Thursday, October 27, 2011

Praise from the Cave

What I am experiencing right now has resounded down the halls of time, broken hearts, torn apart families and inspired gut-wrenching art.  And although I am not pursued by a half-mad king spreading lies and aspiring to murder me, I lie in anguish on my bed as young David did thousands of years ago, feeling tormented, alone, and afraid.

I thought things would get easier.  They've gotten harder.  It's been two months since we lost the baby (technically, three), and I'm thinking more about her, not less.  I've said before that we'll never know if it was a boy or girl, but in my mind, she's Olivia.  And I am still aching because I will never hold her until I am swept up into heaven, or until I perish.

A few weeks ago, an old friend sent me a message sharing some very personal thoughts.  It seemed that she'd been following my baby news and admitted she had mixed feelings about it.  And she wanted to apologize.  You see, this lovely young woman, who is a medical miracle on her own, is unable to bear children.  Her heart is for kids, so you can imagine the almost physical pain she must endure each time a friend announces a pregnancy, or a baby shower invitation comes in the mail.  I hadn't really even considered the kind of heartache that she undergoes on a regular basis until just recently.

A very close friend of mine joyously "went public".  Although I have friends who had been pregnant before I lost the baby, this was the first announcement of a new pregnancy that I have heard.  I am truly happy for her.  I know it has been her heart's desire, and that this baby will bring a opportunity for healing, wholeness and peace to her, her husband, and her friends and family - including me.  Eventually.  But when I sat down last night, alone with my thoughts, I examined my feelings, and I wept.  Then I hated myself for it.  Why should even a small part of me not be delighted for this dear friend, who is receiving a blessing in her life?  Why should I close myself up when I hear news about babies - hers or anyone else's?  Why should she fret about sharing exciting details with me?

I couldn't answer those questions right away.  But when I attended my women's leadership small group the next day, I asked for prayer.  I confessed to these women I love so dearly that I was struggling.  I was so grateful for the encouragement that I received!  Not only did they assure me that my feelings were normal because I was still grieving, but they suggested I share those feelings with my friend, so that they wouldn't grow into bitterness or resentment.  They also prayed for me and loved on me and reminded me that God has indeed promised me children, and I will have a child in my arms in his perfect timing!

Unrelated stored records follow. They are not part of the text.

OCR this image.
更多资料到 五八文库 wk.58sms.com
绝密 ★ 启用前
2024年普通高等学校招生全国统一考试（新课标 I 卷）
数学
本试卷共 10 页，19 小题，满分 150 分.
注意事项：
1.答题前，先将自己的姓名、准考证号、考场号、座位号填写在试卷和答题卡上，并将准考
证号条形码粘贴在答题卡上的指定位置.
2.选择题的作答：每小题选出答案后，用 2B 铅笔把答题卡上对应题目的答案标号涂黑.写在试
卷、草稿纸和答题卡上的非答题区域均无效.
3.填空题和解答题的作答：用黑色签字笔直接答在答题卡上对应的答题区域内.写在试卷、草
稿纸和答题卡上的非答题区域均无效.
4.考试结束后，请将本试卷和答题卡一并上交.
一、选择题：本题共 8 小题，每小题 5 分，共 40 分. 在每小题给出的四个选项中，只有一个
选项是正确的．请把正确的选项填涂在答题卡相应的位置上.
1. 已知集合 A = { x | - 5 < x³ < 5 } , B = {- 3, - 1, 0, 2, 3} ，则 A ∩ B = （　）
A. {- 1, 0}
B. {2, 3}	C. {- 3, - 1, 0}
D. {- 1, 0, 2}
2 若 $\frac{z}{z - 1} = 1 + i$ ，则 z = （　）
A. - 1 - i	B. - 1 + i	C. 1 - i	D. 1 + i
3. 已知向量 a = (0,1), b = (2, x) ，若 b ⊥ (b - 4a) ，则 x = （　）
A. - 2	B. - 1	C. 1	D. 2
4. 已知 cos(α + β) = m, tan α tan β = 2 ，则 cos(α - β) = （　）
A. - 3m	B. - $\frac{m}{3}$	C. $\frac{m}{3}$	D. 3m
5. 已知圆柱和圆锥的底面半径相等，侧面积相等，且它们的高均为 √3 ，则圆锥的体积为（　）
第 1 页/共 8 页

I can't say that all my pain magically disappeared at that moment.  Unanswered questions still roll around in my head.  Every so often, still, stray pain stabs at me...like it did last night when my husband asked what I wanted for my 30th birthday and I replied, "To be 6 months pregnant like I was supposed to." But, knowing what some of these incredible women are dealing with on a daily basis - job troubles, family situations, health issues or financial challenges - and being able to see their sincere, peaceful, loving smiles, I regained my hope.

The next morning, my friend actually approached me to discuss the situation.  She wanted to be sure that she was being sensitive enough, and wanted to let me know that God had laid my situation on her heart, and she'd prayed for me the night before.

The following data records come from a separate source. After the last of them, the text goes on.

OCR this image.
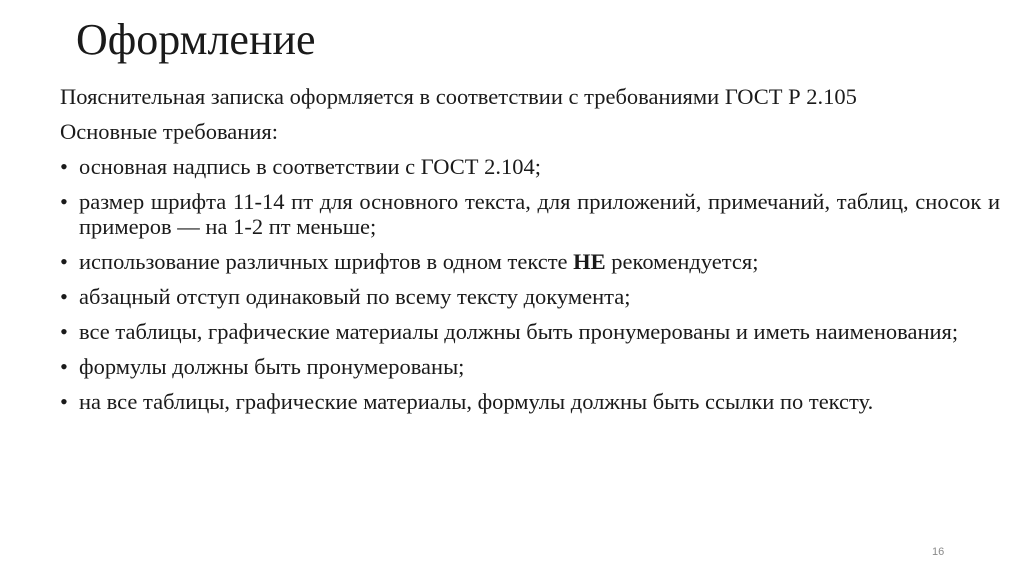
Оформление

Пояснительная записка оформляется в соответствии с требованиями ГОСТ Р 2.105

Основные требования:

• основная надпись в соответствии с ГОСТ 2.104;
• размер шрифта 11-14 пт для основного текста, для приложений, примечаний, таблиц, сносок и примеров — на 1-2 пт меньше;
• использование различных шрифтов в одном тексте НЕ рекомендуется;
• абзацный отступ одинаковый по всему тексту документа;
• все таблицы, графические материалы должны быть пронумерованы и иметь наименования;
• формулы должны быть пронумерованы;
• на все таблицы, графические материалы, формулы должны быть ссылки по тексту.
16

Not only am I grateful for her sensitivity to my needs and to what the Holy Spirit was telling her, but now I can view my other friend - the one who is still coming to terms with being biologically childless - in a completely new light.  I have been in both their shoes, and I'm learning that's the only way to truly gain perspective. 

If David had been crowned and recognized as king as soon as Samuel had anointed him, he probably would not have had to endure the ordeals that the jealousy-crazed Saul forced upon him.  He would not have had to hide in caves, build an army of thieves and rabble-rousers, or feign madness to survive.    He also would not have become the powerful, humble, quick-to-repent ruler that he later proved to be.

If I have to endure the storms, I don't simply want to come out of them sopping wet, complaining about the rains.   I want to come through them knowing I've shared my umbrella with others, and they've gotten through a little less battered by the weather.